Le gouvernement britannique a annoncé lundi une loi désignant les Gardiens de la Révolution iraniens, ainsi qu'un mouvement accusé d'être derrière des attaques contre la communauté juive au Royaume-Uni, comme organisations représentant une menace à la sécurité nationale, afin de renforcer la lutte contre leurs activités. La législation, sur laquelle le Parlement doit se prononcer cette semaine, vise aussi « le corps des volontaires » du GRU, le renseignement militaire russe. « Toute personne reconnue coupable d'avoir soutenu ou aidé ces groupes encourt désormais jusqu'à 14 ans de prison », a déclaré le Premier ministre Keir Starmer.

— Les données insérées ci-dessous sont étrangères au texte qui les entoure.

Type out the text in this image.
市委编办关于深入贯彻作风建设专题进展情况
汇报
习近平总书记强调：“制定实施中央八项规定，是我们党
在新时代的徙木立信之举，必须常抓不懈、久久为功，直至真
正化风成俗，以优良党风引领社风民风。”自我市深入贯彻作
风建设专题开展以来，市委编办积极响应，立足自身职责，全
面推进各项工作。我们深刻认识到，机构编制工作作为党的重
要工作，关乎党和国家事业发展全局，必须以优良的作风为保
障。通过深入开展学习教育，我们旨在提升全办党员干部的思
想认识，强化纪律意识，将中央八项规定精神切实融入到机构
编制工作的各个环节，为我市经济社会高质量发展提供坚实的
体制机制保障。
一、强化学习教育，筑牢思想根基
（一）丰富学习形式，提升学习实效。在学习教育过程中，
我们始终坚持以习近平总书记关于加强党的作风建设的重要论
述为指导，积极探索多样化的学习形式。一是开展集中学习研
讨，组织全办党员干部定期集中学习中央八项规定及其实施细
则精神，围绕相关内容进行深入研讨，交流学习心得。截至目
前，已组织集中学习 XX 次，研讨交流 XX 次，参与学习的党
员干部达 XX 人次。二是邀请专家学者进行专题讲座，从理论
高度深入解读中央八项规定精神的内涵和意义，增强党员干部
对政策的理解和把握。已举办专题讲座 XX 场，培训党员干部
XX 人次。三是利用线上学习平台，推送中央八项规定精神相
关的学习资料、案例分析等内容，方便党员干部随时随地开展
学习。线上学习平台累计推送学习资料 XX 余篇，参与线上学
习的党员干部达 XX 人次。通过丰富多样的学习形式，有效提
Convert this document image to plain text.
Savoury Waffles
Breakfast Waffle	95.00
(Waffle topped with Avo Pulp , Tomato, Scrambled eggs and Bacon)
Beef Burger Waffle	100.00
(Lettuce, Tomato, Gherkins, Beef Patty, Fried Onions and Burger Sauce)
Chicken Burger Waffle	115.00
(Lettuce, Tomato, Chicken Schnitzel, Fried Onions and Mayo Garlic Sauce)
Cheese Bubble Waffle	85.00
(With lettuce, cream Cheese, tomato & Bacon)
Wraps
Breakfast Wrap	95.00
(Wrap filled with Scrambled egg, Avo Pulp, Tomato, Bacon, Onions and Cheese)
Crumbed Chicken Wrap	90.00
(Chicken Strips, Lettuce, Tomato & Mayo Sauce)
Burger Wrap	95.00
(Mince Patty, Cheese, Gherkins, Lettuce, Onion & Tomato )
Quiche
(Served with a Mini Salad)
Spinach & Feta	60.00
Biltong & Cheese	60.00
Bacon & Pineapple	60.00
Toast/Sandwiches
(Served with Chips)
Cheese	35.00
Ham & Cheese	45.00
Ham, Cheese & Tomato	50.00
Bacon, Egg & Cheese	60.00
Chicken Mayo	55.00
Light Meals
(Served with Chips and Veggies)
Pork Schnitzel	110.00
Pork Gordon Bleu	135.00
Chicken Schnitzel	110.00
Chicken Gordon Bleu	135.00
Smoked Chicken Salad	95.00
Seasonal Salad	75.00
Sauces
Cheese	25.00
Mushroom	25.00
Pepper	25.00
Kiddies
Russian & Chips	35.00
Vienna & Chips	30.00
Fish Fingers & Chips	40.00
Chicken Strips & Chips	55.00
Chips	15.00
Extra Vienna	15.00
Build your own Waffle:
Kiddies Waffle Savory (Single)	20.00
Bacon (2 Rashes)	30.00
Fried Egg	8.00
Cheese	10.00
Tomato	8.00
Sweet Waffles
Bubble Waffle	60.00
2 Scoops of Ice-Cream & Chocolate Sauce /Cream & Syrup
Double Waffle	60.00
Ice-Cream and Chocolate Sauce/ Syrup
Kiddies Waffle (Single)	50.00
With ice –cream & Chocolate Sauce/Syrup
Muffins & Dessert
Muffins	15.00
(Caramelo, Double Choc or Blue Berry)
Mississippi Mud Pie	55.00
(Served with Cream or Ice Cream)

Cette mesure intervient après qu'un mouvement désigné par le gouvernement britannique sous l'acronyme IMCR et également connu sous le nom de « Harakat Ashab al-Yamin al-Islamiyya » (Hayi) signifiant « Mouvement des compagnons de la main droite de l'islam », a revendiqué sept attaques au Royaume-Uni contre des lieux liés à la communauté juive ou à Israël ainsi que contre le média en langue persane Iran International, indique le ministère de l'Intérieur. Le ministère a ajouté que « derrière l'IMCR se trouvaient des membres de la Force Al-Qods du Corps des gardiens de la révolution islamique iranienne, qui ont très certainement orchestré les attaques de l'IMCR à travers l'Europe ». Cette législation « renforcera la capacité du gouvernement à lutter contre les menaces étatiques liées à des puissances étrangères, notamment l'espionnage, l'ingérence étrangère dans notre démocratie, le sabotage et les attaques physiques », souligne encore le ministère dans son communiqué. Pour les poursuites, les services du procureur n'auront plus besoin d'établir un lien avec une puissance étrangère dans les affaires impliquant les groupes ainsi désignés, comme c'est le cas actuellement.

Selon la secrétaire d'Etat chargée de la sécurité Angela Eagle, le Royaume-Uni a identifié des activités liées au Corps des gardiens de la révolution (CGRI, armée idéologique de l'Iran) « impliquant des menaces de mort et des actes d'intimidation sur le sol britannique ».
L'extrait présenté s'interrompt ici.